Here’s the news from The Associated Press:
Patriot Coal wants a bankruptcy judge’s permission to reject the company’s collective bargaining agreement with union miners and change retirees’ health care benefits … Patriot wrote that it would otherwise run out of cash and have to liquidate in a matter of weeks.
Patriot said the move would be necessary to close on a proposed partial sale to Lexington, Kentucky-based Blackhawk Mining LLC.
Otherwise, the United Mine Workers of America would need to reach collective bargaining terms with Blackhawk, which doesn’t want to contribute to the pension plan. Patriot wrote that discussions with the UMWA and Blackhawk are at an impasse.
Of course, we’ve seen this movie before. But it’s far from clear how it will end this time. Certainly, though, this Patriot move provides quite a contrast to what the bankrupt company sought from the court in this regard (as reported by West Virginia Public Broadcasting:
Last Friday, the United Mine Workers of America filed an objection to Patriot Coal’s proposed bankruptcy plan, which includes $6.4 million in bonuses paid to management employees.
The UMWA says Patriot’s proposed “key employee” bonus plan would benefit only the top executives. The union is concerned that the plan will ultimately lead to union miners having to take pay cuts, reduce their benefits, or even losing their jobs.

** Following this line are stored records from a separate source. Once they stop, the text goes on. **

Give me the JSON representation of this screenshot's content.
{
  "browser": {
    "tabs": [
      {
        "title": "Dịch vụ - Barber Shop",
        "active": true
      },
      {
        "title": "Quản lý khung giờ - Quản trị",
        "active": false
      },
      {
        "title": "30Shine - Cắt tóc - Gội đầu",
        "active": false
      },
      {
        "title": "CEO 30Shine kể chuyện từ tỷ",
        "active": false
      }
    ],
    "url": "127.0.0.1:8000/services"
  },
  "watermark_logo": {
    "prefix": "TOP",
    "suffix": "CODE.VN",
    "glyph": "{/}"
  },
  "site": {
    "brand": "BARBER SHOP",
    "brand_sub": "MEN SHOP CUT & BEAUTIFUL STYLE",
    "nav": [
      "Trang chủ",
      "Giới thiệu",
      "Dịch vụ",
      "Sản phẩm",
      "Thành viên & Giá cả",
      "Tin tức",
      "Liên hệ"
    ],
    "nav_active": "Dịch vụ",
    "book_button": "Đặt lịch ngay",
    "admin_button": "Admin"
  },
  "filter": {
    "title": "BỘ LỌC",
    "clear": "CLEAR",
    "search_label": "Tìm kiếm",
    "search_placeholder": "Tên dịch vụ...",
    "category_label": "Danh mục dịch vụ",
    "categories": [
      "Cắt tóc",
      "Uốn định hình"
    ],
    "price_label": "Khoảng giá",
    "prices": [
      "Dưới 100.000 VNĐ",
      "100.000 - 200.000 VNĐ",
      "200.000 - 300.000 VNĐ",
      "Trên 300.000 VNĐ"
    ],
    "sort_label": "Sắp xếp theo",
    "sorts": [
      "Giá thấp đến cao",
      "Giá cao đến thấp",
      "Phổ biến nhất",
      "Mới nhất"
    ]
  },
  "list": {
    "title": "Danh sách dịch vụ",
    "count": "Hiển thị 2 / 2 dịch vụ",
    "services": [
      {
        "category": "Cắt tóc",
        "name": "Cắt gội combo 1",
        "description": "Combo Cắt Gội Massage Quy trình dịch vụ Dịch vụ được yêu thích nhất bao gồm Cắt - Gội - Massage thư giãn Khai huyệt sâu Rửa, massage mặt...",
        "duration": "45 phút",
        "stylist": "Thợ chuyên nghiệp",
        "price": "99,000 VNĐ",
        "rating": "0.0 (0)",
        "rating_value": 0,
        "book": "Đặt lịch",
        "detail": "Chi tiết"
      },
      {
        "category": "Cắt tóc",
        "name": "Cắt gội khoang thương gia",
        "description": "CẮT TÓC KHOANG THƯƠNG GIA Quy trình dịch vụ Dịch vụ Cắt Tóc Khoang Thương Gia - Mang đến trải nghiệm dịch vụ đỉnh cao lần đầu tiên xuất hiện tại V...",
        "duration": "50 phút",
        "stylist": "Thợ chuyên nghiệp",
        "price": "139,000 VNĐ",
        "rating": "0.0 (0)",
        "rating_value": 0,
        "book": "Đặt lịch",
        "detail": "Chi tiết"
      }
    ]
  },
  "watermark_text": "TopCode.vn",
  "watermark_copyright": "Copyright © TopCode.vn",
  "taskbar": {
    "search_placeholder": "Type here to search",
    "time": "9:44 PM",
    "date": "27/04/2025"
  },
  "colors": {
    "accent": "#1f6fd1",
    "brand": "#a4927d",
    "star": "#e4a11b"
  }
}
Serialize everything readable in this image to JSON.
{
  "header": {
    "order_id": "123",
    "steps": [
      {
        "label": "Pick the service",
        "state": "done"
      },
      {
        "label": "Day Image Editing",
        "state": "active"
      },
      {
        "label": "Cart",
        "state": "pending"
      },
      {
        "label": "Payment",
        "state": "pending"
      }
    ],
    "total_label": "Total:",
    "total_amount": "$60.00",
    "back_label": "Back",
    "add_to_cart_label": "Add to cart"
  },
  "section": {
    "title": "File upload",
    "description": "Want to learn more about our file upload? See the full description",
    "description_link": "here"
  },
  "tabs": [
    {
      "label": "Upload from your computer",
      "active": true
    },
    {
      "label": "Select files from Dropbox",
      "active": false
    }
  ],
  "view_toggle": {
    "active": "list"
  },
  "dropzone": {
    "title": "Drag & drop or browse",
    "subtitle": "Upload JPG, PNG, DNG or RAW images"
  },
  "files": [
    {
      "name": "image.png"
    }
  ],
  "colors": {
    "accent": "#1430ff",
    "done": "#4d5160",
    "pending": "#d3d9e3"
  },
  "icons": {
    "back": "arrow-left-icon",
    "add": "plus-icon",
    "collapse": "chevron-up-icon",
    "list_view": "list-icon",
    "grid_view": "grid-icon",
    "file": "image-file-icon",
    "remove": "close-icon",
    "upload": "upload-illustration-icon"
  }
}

“At a time when Patriot is attempting to rid itself of obligations to workers, retirees, widows and families, it is simply outrageous that the five people who already make the most money in the company are getting hundreds of thousands more,” UMWA International President Cecil E. Roberts said. “For what? On what planet does it make sense to reward people who preside over bankrupt companies?”